Index

Overthrow



We have all seen it happen; most who have played the game will admit to having been guilty at one stage. The ball is hit into the outfield, the batsmen run, a vision of glory is in the fielder's mind as he launches a throw at the stumps. He misses and the batsmen take another run or, worse, the ball runs to the boundary. The captain is unhappy, the bowler furious and the opposition's supporters cheer the fielder to the echo. Commentators, who never made a mistake themselves of course, will usually describe it as 'poor cricket'. And so it probably is - though nine times out of ten the real fault lies not with the unfortunate fielder who threw the ball, which may have only missed the stumps by a whisker, but with his colleagues who were not backing up properly to stop the errant ball and prevent the further run or runs from being taken.
The essential point is that the fielder had some sort of control over the ball, yet his throw went wrong and allowed additional runs to be scored. These additional runs are called overthrows. The name seems obvious; after all, the throw has gone beyond where the fielder intended, but names can be misleading. Any throw that goes wrong and provides an opportunity for runs to be scored is an overthrow. For example, the ball might slip from a fielder's hand as he tries to throw it towards the wicket and go in some completely different direction. If he is close to the rope it might even go to the boundary behind him. This is still an overthrow because the fielder had control of the ball. On the other hand, a fielder might try to stop a ball from reaching the boundary only to fail as it bounces from his hand or off some part of his person. This is not an overthrow since he never had control of the ball.
Just because they are called overthrows does not mean they are scored differently. If the ball is hit by the bat, the striker is credited with the runs, otherwise they are Leg byes, Byes, No ball extras or Wides according to whether the delivery was fair or what it did or did not hit.

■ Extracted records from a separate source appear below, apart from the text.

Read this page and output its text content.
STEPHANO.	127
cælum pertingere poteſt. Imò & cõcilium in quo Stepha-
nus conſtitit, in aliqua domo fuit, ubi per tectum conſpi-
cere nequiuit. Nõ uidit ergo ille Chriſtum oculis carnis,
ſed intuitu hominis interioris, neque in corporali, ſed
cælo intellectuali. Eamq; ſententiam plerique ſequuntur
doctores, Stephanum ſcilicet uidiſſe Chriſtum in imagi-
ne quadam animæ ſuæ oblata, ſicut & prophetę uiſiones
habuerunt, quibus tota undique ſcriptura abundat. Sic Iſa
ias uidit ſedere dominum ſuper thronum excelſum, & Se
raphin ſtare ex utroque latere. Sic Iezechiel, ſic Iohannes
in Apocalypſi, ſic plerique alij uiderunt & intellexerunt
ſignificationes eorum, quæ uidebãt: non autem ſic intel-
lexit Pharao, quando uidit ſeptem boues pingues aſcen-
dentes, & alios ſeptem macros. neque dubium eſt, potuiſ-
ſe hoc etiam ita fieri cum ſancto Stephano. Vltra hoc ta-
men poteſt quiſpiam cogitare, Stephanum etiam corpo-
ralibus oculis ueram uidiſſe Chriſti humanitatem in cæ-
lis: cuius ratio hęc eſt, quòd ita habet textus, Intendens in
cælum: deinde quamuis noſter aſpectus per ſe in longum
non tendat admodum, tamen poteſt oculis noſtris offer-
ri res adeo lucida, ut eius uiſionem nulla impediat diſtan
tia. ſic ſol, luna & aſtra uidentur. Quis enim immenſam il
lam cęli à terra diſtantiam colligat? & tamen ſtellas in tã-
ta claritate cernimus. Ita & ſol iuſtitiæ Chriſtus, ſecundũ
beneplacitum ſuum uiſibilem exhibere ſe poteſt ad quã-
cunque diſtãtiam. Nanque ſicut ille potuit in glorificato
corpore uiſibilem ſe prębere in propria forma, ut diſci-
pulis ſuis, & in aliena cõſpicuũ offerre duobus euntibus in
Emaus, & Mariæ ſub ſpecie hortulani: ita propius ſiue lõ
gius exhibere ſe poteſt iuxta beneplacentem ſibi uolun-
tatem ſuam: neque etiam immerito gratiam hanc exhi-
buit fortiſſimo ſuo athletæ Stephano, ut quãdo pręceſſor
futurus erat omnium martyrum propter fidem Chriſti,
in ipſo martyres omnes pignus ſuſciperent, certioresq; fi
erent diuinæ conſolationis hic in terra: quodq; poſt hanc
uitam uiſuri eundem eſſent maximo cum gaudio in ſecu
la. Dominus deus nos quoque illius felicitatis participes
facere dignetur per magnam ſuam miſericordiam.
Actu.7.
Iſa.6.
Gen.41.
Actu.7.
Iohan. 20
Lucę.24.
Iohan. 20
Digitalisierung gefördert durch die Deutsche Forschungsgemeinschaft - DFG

Why does all of this matter? Runs are runs, or does the fact that an overthrow occurred somewhere in the action alter things? In some ways it does. If an overthrow goes to the boundary, the runs scored are not only the allowance for the boundary, but will include any runs that have also been run by the batsmen up until the time of the throw that caused the boundary, not by the time the ball crossed it. The run in progress at the time of the throw also counts if the batsmen have crossed. So, for example if the batsmen are running and have crossed on their second run when a throw is made that subsequently reaches the boundary, they will score a total of 6 runs, 4 for the boundary, 1 that they have completed and 1 on which they have crossed. This would still be 6 runs even if they had run 3 or 4 by the time the ball crossed the boundary.